Located in a chocolate-colored building on the corner of S. Fifth and Cherry Street, Flat Branch Home Loans blends inconspicuously into its surroundings. Anyone driving by would think they spotted just another local business in a restored older storefront. What they are actually seeing is the tip of a multi-state iceberg.
Flat Branch Home Loans is becoming a giant in the Midwest mortgage industry. With headquarters in Columbia, the company now has more than 40 branch offices located throughout Missouri and several more in Oklahoma, Arkansas and Illinois. Those offices employ 350 people, who will write up more than $1 billion in home loans this year. In addition to the new loans, the company’s service division collects payments on $2 billion of loans it previously has arranged.
Jim Yankee, founder and president of Flat Branch Home Loans, isn’t bothered by his company’s low profile. “We like to fly under the radar,” he says. “People think of us as a local company — which is great, because we are — but they don’t recognize the extent of our business.”
Flat Branch Home Loans has been growing steadily from its start 14 years ago. Keeping an even pace, Yankee has been able to maintain a 10 to 15 percent growth rate each year. And he intends to keep on growing. “Our goal is to expand within the next 10 years to the eight states surrounding Missouri,” he says.
Yankee has lived most of his life in Columbia, where he took evening classes at Columbia College for his undergraduate degree, continuing his education at William Woods University to earn an MBA. A newspaper ad led him into the mortgage business, where he started as an assistant at Wells Fargo before becoming a loan officer. From there, at the age of 25, Yankee struck out on his own and started Flat Branch Home Loans. “Being 25 was the perfect time to do it,” he says. “I had nothing to lose. I was broke already. It’s harder when you’re older and have responsibilities and kids.”
Now that Flat Branch is an established company, Yankee is no longer broke, and he has more responsibilities than most other 38-year-olds could handle. In addition to the daily stresses and strains of running Flat Branch, he is a father of two, and makes time to mentor a child in the Big Brothers/Big Sisters of Central Missouri. At this stage of his life, Yankee has developed the confidence and maturity needed for a successful life and business. He knows what he excels at and accepts his limitations. “I’m a terrible manager,” he says. “But I’m a better builder. I’ve got a great management team that I rely on.”
Yankee has a fast-paced yet friendly speaking style. Although he has a streak of modesty to his personality, mostly, he projects self-assurance. Home mortgages may be all about money, but Yankee himself has built his business around relationships. Instead of relying on advertising for new customers, he has created partnerships with builders and real estate companies. In Columbia, Flat Branch has loan officers in the offices of House of Brokers, Re/Max, Century 21 and Weichert.

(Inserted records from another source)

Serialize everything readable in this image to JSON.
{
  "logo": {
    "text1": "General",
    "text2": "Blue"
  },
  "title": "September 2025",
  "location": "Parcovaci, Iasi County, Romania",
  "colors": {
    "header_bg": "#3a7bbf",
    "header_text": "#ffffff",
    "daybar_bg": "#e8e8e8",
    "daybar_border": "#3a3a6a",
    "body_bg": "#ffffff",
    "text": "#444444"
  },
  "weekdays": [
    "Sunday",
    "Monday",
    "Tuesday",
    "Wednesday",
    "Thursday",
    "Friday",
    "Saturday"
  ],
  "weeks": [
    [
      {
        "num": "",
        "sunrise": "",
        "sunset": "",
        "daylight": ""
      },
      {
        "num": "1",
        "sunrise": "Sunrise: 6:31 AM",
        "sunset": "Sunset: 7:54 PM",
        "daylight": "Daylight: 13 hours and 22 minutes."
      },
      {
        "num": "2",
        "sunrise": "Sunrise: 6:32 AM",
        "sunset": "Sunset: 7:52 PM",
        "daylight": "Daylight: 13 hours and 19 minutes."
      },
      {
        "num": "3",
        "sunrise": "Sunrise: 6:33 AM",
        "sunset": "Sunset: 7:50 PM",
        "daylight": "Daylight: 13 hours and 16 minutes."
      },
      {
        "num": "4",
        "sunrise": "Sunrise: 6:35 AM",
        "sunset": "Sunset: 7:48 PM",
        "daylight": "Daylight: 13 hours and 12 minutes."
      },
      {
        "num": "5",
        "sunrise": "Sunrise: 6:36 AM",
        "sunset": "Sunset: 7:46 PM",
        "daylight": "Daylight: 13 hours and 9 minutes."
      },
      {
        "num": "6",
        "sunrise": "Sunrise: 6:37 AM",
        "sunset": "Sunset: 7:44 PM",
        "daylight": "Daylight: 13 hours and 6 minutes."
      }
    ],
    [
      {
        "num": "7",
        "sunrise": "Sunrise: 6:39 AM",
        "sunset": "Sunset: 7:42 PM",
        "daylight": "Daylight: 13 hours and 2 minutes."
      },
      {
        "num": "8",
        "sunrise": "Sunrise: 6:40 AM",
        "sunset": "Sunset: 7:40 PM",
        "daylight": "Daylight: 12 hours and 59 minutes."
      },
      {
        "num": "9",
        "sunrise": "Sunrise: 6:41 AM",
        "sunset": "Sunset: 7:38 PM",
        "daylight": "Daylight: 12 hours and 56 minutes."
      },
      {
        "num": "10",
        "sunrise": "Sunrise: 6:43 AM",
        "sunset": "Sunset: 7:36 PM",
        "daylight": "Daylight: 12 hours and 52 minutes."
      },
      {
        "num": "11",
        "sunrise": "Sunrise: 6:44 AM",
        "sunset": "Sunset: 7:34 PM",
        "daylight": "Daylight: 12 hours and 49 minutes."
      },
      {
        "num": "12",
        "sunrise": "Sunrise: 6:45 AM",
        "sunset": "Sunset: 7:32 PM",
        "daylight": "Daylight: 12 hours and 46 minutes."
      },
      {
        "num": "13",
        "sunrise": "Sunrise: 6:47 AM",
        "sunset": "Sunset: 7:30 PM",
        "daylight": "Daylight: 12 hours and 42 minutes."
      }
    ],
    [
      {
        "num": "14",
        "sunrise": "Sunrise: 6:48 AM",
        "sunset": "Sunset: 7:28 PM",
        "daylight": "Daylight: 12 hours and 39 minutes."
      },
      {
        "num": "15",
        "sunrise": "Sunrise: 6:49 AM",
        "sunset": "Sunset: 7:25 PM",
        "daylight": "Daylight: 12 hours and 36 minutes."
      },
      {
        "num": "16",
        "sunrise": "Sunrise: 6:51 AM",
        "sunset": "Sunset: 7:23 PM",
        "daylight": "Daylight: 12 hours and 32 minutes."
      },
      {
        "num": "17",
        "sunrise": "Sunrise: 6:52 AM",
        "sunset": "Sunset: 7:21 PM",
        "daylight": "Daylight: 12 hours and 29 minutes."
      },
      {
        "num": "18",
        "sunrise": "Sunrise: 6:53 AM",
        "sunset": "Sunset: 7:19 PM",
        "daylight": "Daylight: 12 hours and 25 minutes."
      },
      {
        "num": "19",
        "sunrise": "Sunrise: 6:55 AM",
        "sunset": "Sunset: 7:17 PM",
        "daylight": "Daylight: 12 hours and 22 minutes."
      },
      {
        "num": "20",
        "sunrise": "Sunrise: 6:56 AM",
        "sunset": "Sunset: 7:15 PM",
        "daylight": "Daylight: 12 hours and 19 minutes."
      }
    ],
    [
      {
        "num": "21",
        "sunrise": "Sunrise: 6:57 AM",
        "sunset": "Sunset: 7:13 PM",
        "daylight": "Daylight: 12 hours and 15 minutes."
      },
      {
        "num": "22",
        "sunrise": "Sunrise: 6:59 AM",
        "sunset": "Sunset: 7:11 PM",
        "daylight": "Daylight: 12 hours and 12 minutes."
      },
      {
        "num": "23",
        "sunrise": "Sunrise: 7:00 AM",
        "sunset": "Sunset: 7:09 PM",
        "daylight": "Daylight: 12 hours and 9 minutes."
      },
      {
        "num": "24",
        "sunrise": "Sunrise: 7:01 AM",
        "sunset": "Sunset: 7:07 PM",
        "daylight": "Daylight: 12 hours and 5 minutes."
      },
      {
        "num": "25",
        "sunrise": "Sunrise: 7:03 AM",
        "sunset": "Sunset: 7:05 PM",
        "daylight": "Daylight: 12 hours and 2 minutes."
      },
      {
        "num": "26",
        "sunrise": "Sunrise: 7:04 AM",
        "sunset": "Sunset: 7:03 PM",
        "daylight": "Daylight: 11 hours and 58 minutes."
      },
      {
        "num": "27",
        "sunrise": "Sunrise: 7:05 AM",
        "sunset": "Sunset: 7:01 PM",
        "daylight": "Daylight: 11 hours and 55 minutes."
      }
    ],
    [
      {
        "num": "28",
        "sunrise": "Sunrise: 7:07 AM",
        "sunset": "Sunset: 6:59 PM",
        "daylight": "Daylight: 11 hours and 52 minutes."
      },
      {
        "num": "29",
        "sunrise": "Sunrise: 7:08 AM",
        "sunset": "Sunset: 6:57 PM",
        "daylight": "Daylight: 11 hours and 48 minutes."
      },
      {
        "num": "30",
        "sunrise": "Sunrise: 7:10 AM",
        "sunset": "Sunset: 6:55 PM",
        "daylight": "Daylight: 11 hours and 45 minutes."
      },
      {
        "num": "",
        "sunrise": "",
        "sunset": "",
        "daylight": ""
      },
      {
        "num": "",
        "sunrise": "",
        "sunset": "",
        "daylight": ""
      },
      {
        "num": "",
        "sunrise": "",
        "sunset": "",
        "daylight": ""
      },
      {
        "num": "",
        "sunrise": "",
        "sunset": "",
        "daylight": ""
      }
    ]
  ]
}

When prospective customers meet a Flat Branch loan officer, the experience Yankee aims for is more personal than the online chat offered by Internet loan companies. “I want to have a warm, inviting atmosphere where the process is clearly communicated and we deliver and close on time, and where everything we say we’re going to do happens,” he says.
Unlike most other mortgage companies, the relationship between Flat Branch and its customers continues for up to 30 years. According to Yankee, Flat Branch is probably the only mortgage company in Missouri that has an in-house servicing department that handles every aspect of loan servicing. “All our servicing people sit in Chesterfield. They’re a part of our culture, part of our family,” he says.
Establishing a corporate culture that extends to 40-plus branch offices is a challenge. Once a year, he brings employees from all the branch offices to Columbia for a rally. Offices also hold appreciation days. His guiding principle behind the Flat Branch culture is simple: “Our employees spend most of their life here, so we want to make sure it’s a place they want to be, where they feel loved, appreciated and part of a family,” he says.
Recently, Yankee added another feature to the corporate culture. In January, the company started a foundation called the Giving Branch. Employees were offered a chance to contribute one percent of their salary, which is matched by the company. To date, 92 percent of employees are participating. “The money will go to regional teams that will give the money back to the community,” Yankee says.
If the foundation seems similar to the one that Veterans United is known for, that’s no accident. Yankee is friends with Brock and Brant Bukowsky and he acknowledges their leadership in the home loan industry. And like the Bukowskys, Yankee has found a path to success in the mortgage business. “We focus on the service, local relationships and being part of the community,” he says.